As a healing practitioner and as a human being, I often have an internal reaction to this type of discussion (people need to rest more! Folks need to do less and slow down, sleep more!) because so many people literally cannot. Cannot access, cannot afford, cannot find the time. And here too there is a yin and yang - the yin of the personal and the yang of the political. The yang of global capitalism requires an infusion of yin from anti-capitalism and holistic political organization. Political issues like universal health care, paid family leave, universal basic income, housing reform, environmental protection etc., are yin in nature - they nourish, they share, they prioritize rest, healing, redistribution, slowing down so everyone can catch up.
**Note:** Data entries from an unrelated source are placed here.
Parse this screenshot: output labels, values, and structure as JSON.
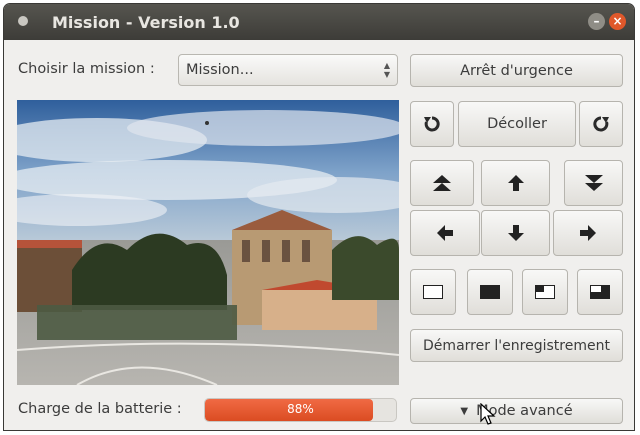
{
  "window": {
    "title": "Mission - Version 1.0"
  },
  "mission": {
    "label": "Choisir la mission :",
    "selected": "Mission..."
  },
  "buttons": {
    "emergency": "Arrêt d'urgence",
    "takeoff": "Décoller",
    "record": "Démarrer l'enregistrement",
    "advanced": "Mode avancé"
  },
  "battery": {
    "label": "Charge de la batterie :",
    "percent_text": "88%",
    "level": 0.88
  },
  "icons": {
    "rotate_left": "rotate-counterclockwise-icon",
    "rotate_right": "rotate-clockwise-icon",
    "up": "ascend-icon",
    "forward": "arrow-up-icon",
    "down": "descend-icon",
    "left": "arrow-left-icon",
    "back": "arrow-down-icon",
    "right": "arrow-right-icon",
    "view_empty": "view-empty-icon",
    "view_full": "view-full-icon",
    "view_pip_left": "view-pip-left-icon",
    "view_pip_right": "view-pip-right-icon"
  },
  "colors": {
    "accent": "#e0582b",
    "titlebar": "#3d3c38"
  }
}
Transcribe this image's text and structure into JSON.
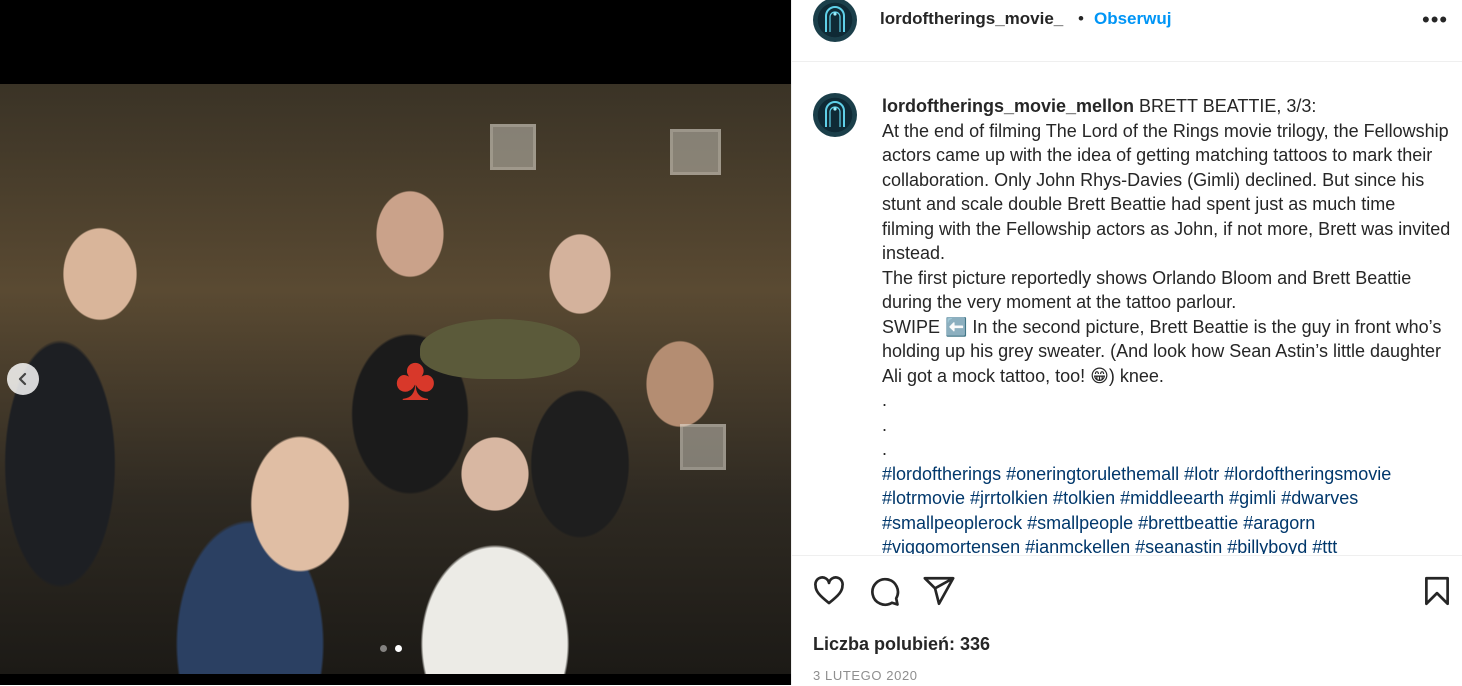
{
  "post": {
    "account": "lordoftherings_movie_",
    "bullet": "•",
    "follow_label": "Obserwuj",
    "more_label": "•••"
  },
  "caption": {
    "username": "lordoftherings_movie_mellon",
    "text": " BRETT BEATTIE, 3/3:\nAt the end of filming The Lord of the Rings movie trilogy, the Fellowship actors came up with the idea of getting matching tattoos to mark their collaboration. Only John Rhys-Davies (Gimli) declined. But since his stunt and scale double Brett Beattie had spent just as much time filming with the Fellowship actors as John, if not more, Brett was invited instead.\nThe first picture reportedly shows Orlando Bloom and Brett Beattie during the very moment at the tattoo parlour.\nSWIPE ⬅️ In the second picture, Brett Beattie is the guy in front who’s holding up his grey sweater. (And look how Sean Astin’s little daughter Ali got a mock tattoo, too! 😁) knee.\n.\n.\n.\n",
    "hashtags": "#lordoftherings #oneringtorulethemall #lotr #lordoftheringsmovie #lotrmovie #jrrtolkien #tolkien #middleearth #gimli #dwarves #smallpeoplerock #smallpeople #brettbeattie #aragorn #viggomortensen #ianmckellen #seanastin #billyboyd #ttt"
  },
  "footer": {
    "likes_label": "Liczba polubień: 336",
    "date": "3 LUTEGO 2020"
  },
  "media": {
    "carousel_total": 2,
    "carousel_active": 2
  },
  "icons": {
    "prev": "chevron-left-icon",
    "like": "heart-icon",
    "comment": "comment-icon",
    "share": "paper-plane-icon",
    "save": "bookmark-icon",
    "more": "more-options-icon"
  },
  "colors": {
    "link_blue": "#0095f6",
    "hashtag": "#00376b",
    "meta_grey": "#8e8e8e"
  }
}
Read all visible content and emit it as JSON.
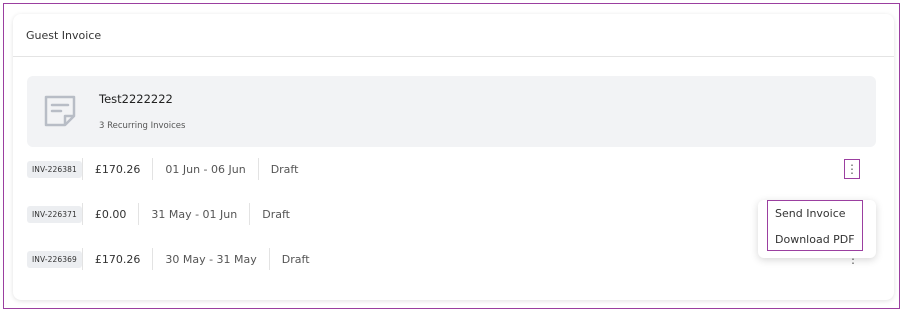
{
  "card": {
    "title": "Guest Invoice"
  },
  "summary": {
    "icon": "document-icon",
    "title": "Test2222222",
    "subtitle": "3 Recurring Invoices"
  },
  "invoices": [
    {
      "id": "INV-226381",
      "amount": "£170.26",
      "dates": "01 Jun - 06 Jun",
      "status": "Draft"
    },
    {
      "id": "INV-226371",
      "amount": "£0.00",
      "dates": "31 May - 01 Jun",
      "status": "Draft"
    },
    {
      "id": "INV-226369",
      "amount": "£170.26",
      "dates": "30 May - 31 May",
      "status": "Draft"
    }
  ],
  "menu": {
    "items": [
      "Send Invoice",
      "Download PDF"
    ]
  },
  "icons": {
    "more": "⋮"
  },
  "colors": {
    "accent_outline": "#9b3fa0",
    "summary_bg": "#f2f3f5",
    "badge_bg": "#eceef1"
  }
}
Right now the earth and human society is suffering on a massive scale from a lack of rest, from a denial and denigration of the yin energies of existence - the quiet, the dark, the still, the cool, the wet, the chaotic, the unknown, the feminine. Is it any wonder our poor mother earth is becoming hotter, drier, suffering from yin deficiency, hot flashes and night sweats?

I hope you are able to join me this fall in bringing more yin into existence - I don’t want to close on a note of despair, so let me share some of my suggestions for bringing more yin energy into your life right now.

  1. What can you stop doing or simplify? Do you have a bevy of activities? What can you quit for a few months and return to in the spring? (this goes for your kids too!)
  2. Do you have a meditation or mindfulness practice? This is the perfect time of year to start a stillness practice - even a few moments in the day can be powerful
  3.  Can you go to bed earlier? every hour we’re awake after sunset we’re fighting with our biorhythms. Maybe the next episode of Stranger Things can wait.
  4. A regular practice of rest: Shabbat or the Jewish sabbath is a profound weekly rest where observant Jews refrain from all kinds of work, including the use of electronics and spending of money. Consider incorporating a weekly habit of rest: screen free time, family dinner, no shop Saturdays. Ritualizing this time can be a supportive way to introduce a regular restful practice:

May you have a restful and restorative Fall!

There is a realm of time where the goal is not to have but to be, not to own but to give, not to control but to share, not to subdue but to be in accord. Life goes wrong when the control of space, the acquisition of things of space, becomes our sole concern.